HbA1c may underestimate glycemic burden in HIV-infected individual due to higher mean corpuscular volume, NRTI use (specifically abacavir), or lower CD4 count [61–65]. The Infectious Diseases Society of America (IDSA) 2013 primary care guidelines for HIV-infected patients recommends obtaining a fasting glucose and/or HbA1c prior to and within 1–3 months after starting ARV [12]. Use of HbA1c threshold cutoff of 5.8% for the diagnosis of DM and testing every 6–12 months are recommended.
How should this patient’s diabetes be managed?
The ADA guidelines suggest a patient-centered approach to management of diabetes [66]. All patients should be educated about lifestyle modifications with medical nutrition therapy and moderate-intensity aerobic activity and weight loss [67]. If a patient is on lopinavir/ritonavir or a thymidine analogue (zidovudine, stavudine), one should consider switching the ARV regimen [2].

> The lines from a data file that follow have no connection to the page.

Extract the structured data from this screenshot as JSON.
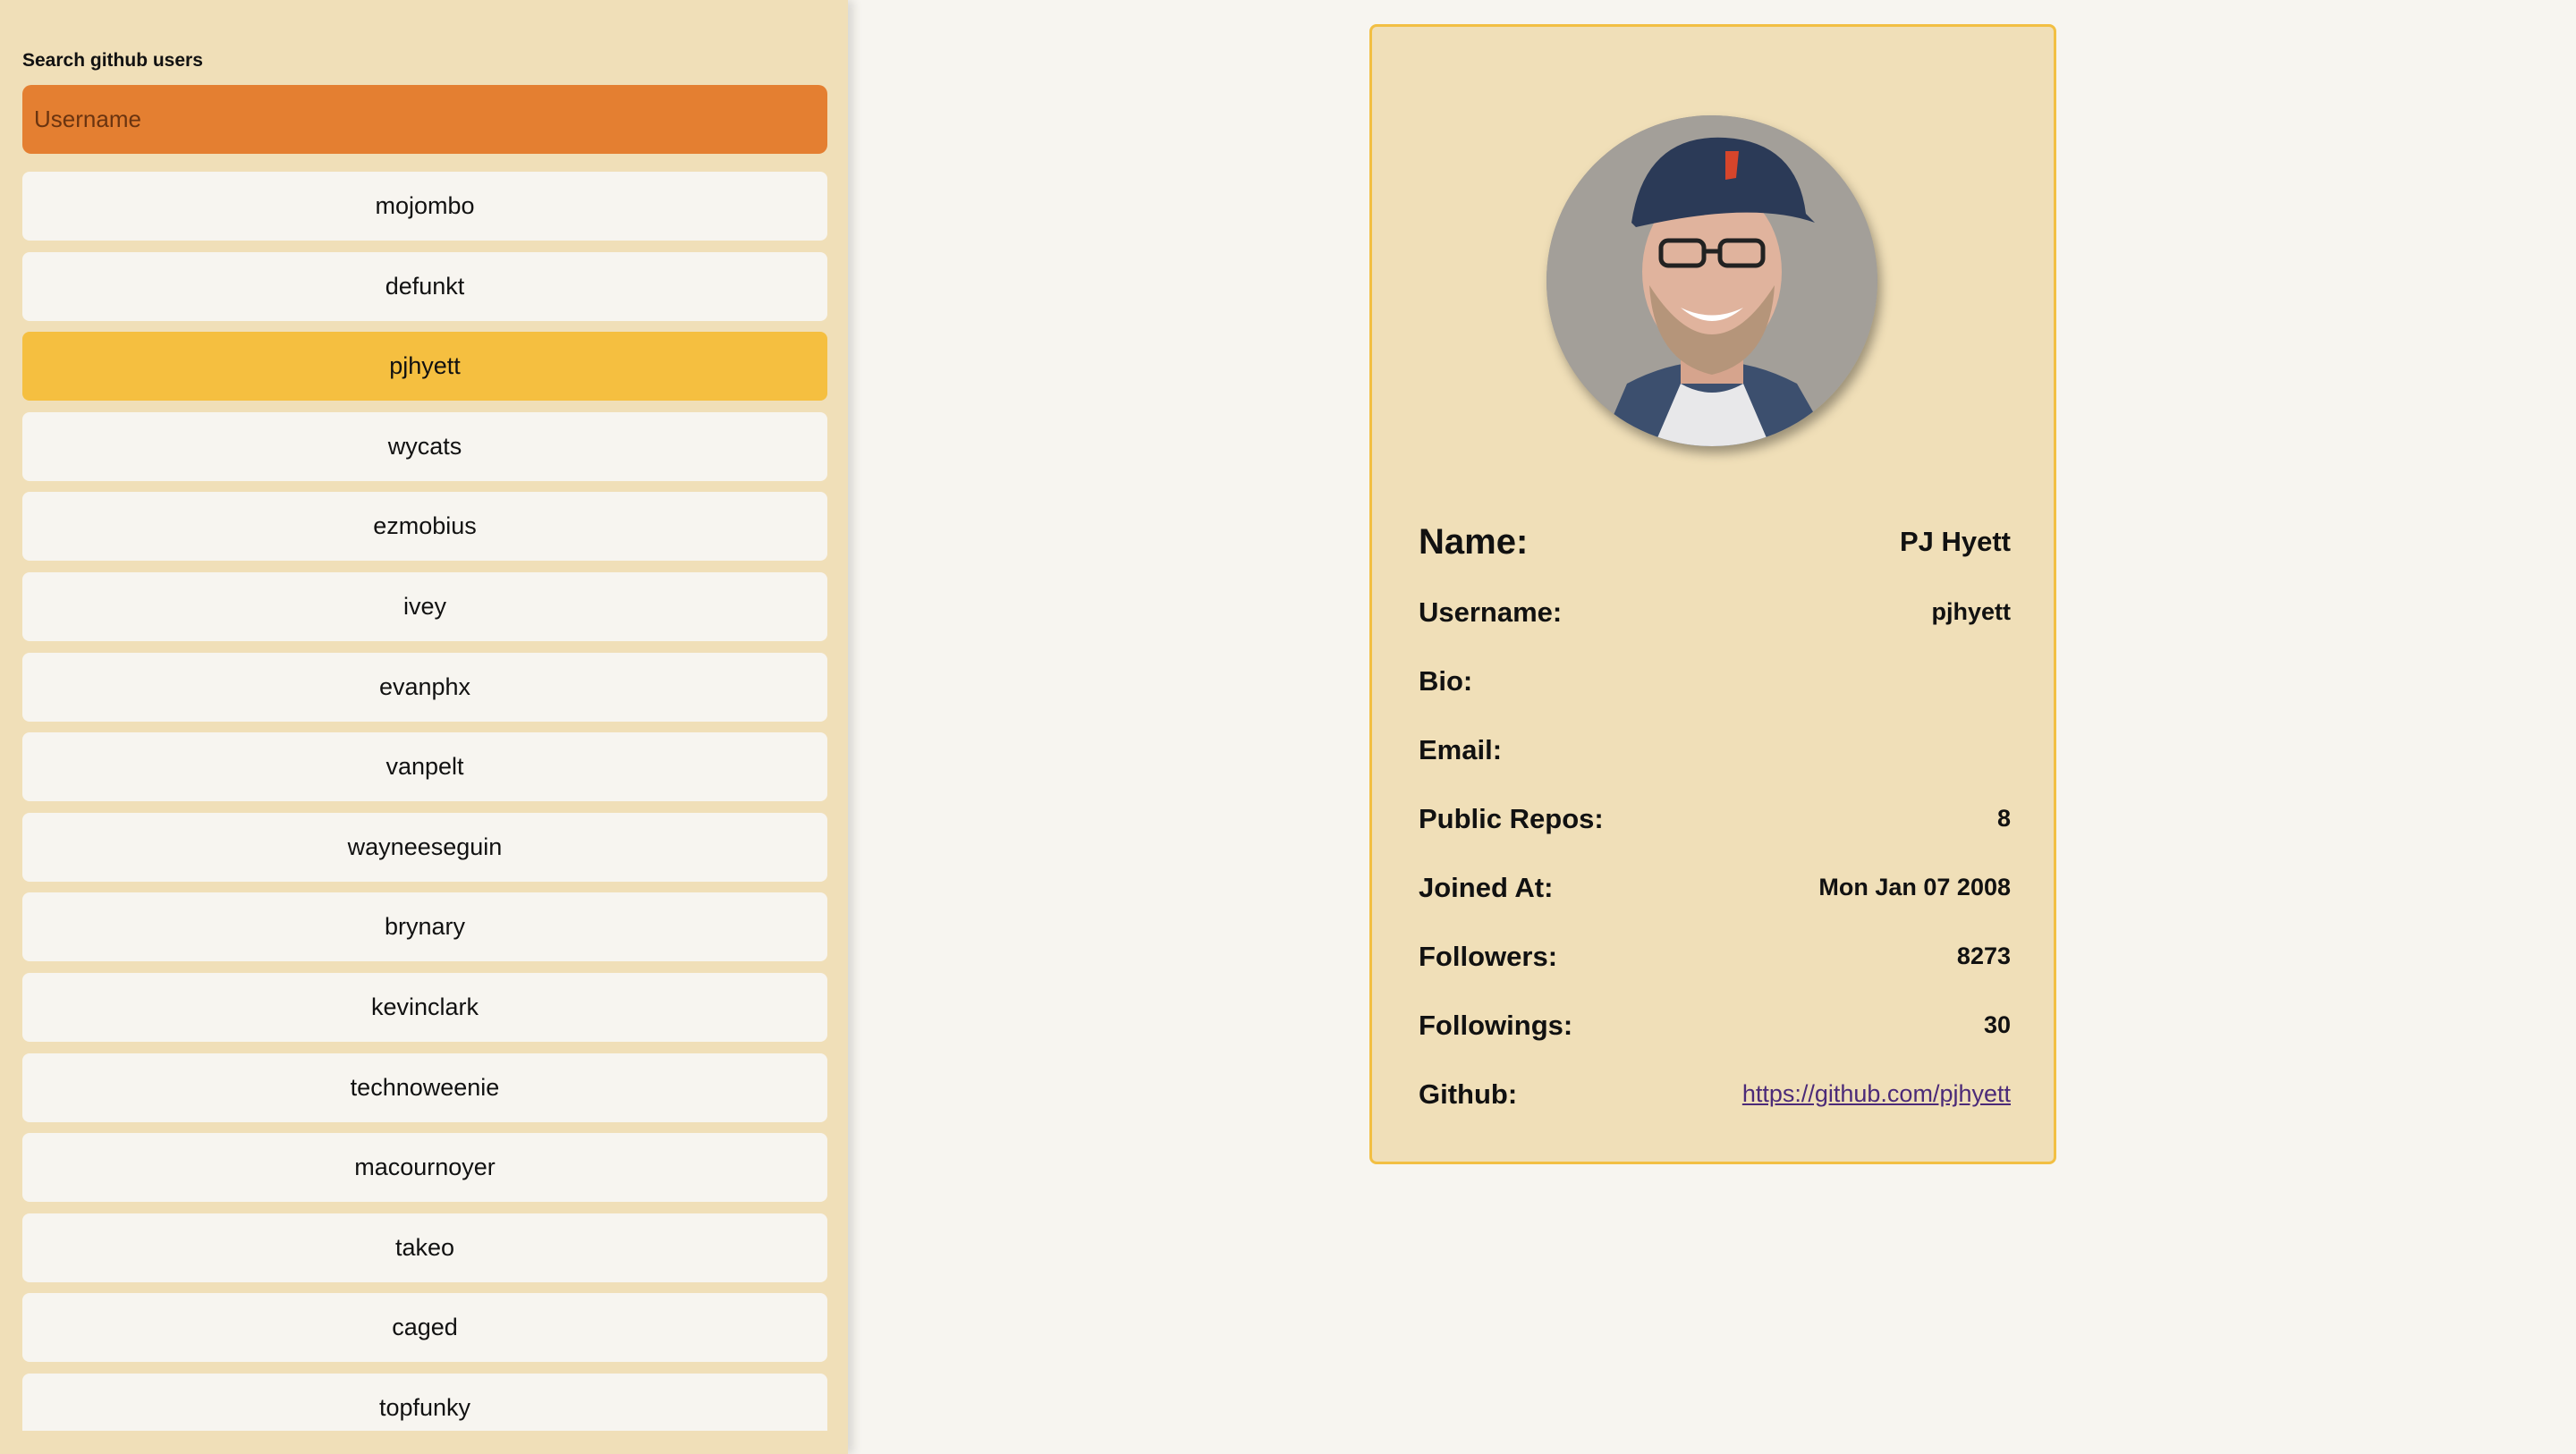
{
  "search": {
    "label": "Search github users",
    "placeholder": "Username",
    "value": ""
  },
  "users": [
    "mojombo",
    "defunkt",
    "pjhyett",
    "wycats",
    "ezmobius",
    "ivey",
    "evanphx",
    "vanpelt",
    "wayneeseguin",
    "brynary",
    "kevinclark",
    "technoweenie",
    "macournoyer",
    "takeo",
    "caged",
    "topfunky"
  ],
  "selected_user": "pjhyett",
  "profile": {
    "name_label": "Name:",
    "name": "PJ Hyett",
    "username_label": "Username:",
    "username": "pjhyett",
    "bio_label": "Bio:",
    "bio": "",
    "email_label": "Email:",
    "email": "",
    "repos_label": "Public Repos:",
    "repos": "8",
    "joined_label": "Joined At:",
    "joined": "Mon Jan 07 2008",
    "followers_label": "Followers:",
    "followers": "8273",
    "followings_label": "Followings:",
    "followings": "30",
    "github_label": "Github:",
    "github": "https://github.com/pjhyett"
  },
  "colors": {
    "sidebar_bg": "#f0dfb8",
    "search_bg": "#e47f31",
    "selected_bg": "#f5bf40",
    "page_bg": "#f7f5f0",
    "card_border": "#f2bf43"
  }
}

There are currently no randomized controlled trials of diabetes treatment specific to patients with HIV infection. Metformin is the first-line agent. It improves insulin sensitivity by reducing hepatic glucose production and improving peripheral glucose uptake and lipid parameters [68,69]. Other oral hypoglycemic agents used in the treatment of type 2 diabetes are shown in Table 3. 
Case 2 Continued
The patient is switched to TAF/FTC plus dolutegravir with improvement in blood sugars. She is also started on metformin. Co-administration of metformin and dolutegravir will be carefully monitored since dolutegravir increases metformin concentration [70]. When dolutegravir is used with metformin, the total daily dose of metformin should be limited to 1000 mg.

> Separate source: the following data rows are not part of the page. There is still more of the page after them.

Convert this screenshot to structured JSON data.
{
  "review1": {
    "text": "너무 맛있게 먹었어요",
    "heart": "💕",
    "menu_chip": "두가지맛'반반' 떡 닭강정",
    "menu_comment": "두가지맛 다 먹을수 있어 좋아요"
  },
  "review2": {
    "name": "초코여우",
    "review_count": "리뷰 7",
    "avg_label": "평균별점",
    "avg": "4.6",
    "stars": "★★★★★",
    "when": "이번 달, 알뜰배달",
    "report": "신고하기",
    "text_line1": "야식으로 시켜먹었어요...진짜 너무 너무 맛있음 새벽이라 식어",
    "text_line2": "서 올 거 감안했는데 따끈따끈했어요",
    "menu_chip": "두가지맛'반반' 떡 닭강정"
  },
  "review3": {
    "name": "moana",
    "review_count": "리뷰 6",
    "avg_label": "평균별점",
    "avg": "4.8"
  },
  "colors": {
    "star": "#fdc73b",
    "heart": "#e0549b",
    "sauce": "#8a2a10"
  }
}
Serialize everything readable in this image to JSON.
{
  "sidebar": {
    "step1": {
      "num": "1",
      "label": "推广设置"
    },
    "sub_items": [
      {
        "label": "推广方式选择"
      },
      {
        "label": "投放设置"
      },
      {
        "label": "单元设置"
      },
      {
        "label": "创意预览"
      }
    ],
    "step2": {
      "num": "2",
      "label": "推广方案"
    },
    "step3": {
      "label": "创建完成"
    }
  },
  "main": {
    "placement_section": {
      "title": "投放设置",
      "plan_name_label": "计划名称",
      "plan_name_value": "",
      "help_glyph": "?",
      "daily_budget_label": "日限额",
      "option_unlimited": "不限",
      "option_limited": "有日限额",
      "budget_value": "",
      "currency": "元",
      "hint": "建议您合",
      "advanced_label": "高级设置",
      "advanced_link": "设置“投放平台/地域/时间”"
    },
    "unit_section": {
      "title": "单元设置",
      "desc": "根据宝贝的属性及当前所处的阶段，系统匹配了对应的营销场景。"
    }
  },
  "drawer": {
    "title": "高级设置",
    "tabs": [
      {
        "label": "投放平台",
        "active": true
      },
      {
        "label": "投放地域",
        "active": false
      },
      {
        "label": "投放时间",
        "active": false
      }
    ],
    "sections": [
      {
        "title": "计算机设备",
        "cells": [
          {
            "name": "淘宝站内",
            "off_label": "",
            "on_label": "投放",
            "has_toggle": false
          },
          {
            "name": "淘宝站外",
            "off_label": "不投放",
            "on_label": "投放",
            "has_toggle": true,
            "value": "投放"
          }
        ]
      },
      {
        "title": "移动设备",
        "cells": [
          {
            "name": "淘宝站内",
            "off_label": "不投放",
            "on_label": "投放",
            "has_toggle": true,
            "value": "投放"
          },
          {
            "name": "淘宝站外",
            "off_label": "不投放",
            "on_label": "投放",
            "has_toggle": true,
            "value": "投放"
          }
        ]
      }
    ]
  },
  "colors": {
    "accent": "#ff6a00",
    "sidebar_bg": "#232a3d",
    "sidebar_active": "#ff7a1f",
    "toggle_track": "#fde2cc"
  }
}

• How should this patient be followed?
If the patient is still not at goal HbAb1c at follow-up, there are multiple other treatment options, including use of insulin. Goal HbA1c for most patients with type 2 DM is < 7%; however, this goal should be individualized for each patient in accordance with the ADA guidelines [12]. A longitudinal cohort study of 11,346 veterans with type 2 diabetes compared the glycemic effectiveness of oral diabetic medications ( metformin, sulfonylurea and a thiazolidinedione) among veterans with and without HIV infection. This study did not find any significant difference in HbA1c based on different diabetes medications. However the HBA1c reduction was less in black and Hispanic patients. The mechanism for the poorer response among these patients need to be evaluated further [71]. In addition to management of blood sugar, other CVD risk factors, hyperlipidemia, hypertension, smoking, etc, should be assessed and managed aggressively.